Peter’s heart beat hotly, madly. Here was She, actually She in the flesh, toasting him in his own room. He poured out another glass.

“To you,” he said, and under his breath he added, “My Lady, my Star, my altogether Divinity!” Then he moved firmly to the door.

“I cannot allow you to go,” said Anne quickly.

“Alas!” said Peter, smiling, “then I must forego your permission. In less than half an hour, in twenty minutes perhaps, your carriage will be here.” And he vanished into the sluice without.

“And now,” he said, as he set off at a half-canter down the lane, “if she does glance round the room and find it sleeping-apartment as well as sitting-room, she will, I trust, be less embarrassed. For Heaven knows whether in some particulars she may not bow to old Dame Grundy’s decrees. Bless her!” And it is to be conjectured that it was not on Mrs. Grundy’s head that Peter’s blessing was invoked.

Anne, left to solitude, a blazing fire, and a glass of port, sat for a moment or so deep in thought. [Pg 177]Who was this man, with his little imperative ways, his abrupt speech, hiding, she was well aware, a certain embarrassment? He was well-born, there was no doubt about that fact. His voice, in spite of its abruptness, had the pleasant modulation of breeding. His hands—she had noticed his hands—were long-fingered, flexible, and brown. They were also well kept. Who was he? But who was he?

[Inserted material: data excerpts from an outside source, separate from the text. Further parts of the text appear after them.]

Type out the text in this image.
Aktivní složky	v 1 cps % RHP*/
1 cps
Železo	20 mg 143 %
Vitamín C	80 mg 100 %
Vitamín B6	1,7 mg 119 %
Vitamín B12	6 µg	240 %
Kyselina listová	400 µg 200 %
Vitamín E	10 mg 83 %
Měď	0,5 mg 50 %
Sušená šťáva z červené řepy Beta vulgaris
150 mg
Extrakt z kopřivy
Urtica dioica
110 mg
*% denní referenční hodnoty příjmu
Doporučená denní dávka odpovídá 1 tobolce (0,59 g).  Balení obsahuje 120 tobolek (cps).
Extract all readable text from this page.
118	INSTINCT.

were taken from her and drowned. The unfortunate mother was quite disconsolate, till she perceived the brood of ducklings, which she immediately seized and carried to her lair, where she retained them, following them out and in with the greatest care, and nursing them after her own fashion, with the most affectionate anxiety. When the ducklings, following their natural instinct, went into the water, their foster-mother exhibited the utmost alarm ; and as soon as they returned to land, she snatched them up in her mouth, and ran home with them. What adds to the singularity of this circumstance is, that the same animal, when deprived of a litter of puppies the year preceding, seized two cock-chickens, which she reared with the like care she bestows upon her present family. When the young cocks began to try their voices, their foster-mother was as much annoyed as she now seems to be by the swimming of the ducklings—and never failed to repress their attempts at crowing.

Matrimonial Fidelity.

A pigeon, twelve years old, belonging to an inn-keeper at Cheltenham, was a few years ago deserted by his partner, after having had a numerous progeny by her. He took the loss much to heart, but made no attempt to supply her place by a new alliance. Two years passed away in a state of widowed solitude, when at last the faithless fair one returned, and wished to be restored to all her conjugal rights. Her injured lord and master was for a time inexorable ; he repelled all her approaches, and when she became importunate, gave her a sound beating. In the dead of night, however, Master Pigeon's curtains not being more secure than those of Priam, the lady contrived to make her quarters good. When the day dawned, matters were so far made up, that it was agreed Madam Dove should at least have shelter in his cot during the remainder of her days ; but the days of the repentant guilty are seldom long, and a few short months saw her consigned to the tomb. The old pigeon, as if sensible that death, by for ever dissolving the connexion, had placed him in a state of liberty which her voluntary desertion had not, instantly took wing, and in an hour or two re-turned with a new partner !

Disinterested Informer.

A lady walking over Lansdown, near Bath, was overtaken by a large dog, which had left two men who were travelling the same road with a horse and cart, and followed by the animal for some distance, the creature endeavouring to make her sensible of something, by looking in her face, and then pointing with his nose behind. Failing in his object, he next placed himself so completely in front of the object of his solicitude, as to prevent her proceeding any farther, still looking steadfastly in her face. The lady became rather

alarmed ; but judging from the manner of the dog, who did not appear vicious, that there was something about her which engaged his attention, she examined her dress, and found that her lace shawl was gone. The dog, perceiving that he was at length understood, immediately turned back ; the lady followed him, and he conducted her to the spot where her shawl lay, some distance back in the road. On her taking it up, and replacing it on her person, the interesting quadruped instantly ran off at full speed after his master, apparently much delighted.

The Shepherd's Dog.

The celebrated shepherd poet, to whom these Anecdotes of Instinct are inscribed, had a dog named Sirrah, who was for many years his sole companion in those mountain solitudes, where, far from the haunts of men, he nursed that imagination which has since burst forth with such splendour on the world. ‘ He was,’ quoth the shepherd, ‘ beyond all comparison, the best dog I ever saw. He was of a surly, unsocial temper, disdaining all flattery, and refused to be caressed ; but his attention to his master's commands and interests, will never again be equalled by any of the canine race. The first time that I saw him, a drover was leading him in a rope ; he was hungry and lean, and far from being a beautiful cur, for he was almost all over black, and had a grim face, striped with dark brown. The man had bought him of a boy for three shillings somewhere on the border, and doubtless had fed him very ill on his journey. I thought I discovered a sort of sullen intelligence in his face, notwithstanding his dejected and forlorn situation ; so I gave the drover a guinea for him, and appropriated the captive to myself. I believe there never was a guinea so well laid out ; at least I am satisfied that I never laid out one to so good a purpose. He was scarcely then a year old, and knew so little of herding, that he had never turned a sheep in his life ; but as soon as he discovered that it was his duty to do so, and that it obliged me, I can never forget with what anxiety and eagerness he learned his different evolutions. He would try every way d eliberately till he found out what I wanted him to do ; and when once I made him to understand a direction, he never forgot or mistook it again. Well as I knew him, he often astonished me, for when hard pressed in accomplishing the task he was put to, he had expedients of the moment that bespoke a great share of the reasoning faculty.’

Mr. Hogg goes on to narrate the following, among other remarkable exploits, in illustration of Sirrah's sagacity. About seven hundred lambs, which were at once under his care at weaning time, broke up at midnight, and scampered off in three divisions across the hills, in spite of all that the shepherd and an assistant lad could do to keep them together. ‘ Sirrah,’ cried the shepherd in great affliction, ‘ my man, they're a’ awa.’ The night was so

The fire offering her no solution, she finished her glass of port, and, kneeling down by the hearth, let the warmth of the flames play upon her wet blouse. She unpinned her hat and shook the rain from it. The drops sizzled as they fell among the flames and glowing sticks. She put her hat on the ground beside her and turned towards the room. She scrutinized it with interest. It was barely furnished but spotlessly clean. Against the farther wall she saw a truckle-bed covered with a blanket of cheerful red and blue stripes; she saw a cupboard on which were tea-things; a table; two chairs; and the chair on which she had been sitting. And that was all.

Then on the table she saw lying a pair of green socks; softly green they were, and somewhat [Pg 178]faded, and beside them was a card of green—virulently green—mending wool.

“O-oh!” said Anne, with a little shudder. But after a moment she rose from her knees in order to examine them closer. One sock had a patch of virulent green in the heel, a neat darn enough.

“Long practice,” said Anne, with a little shake of the head. In the other was a hole—quite a good-sized hole.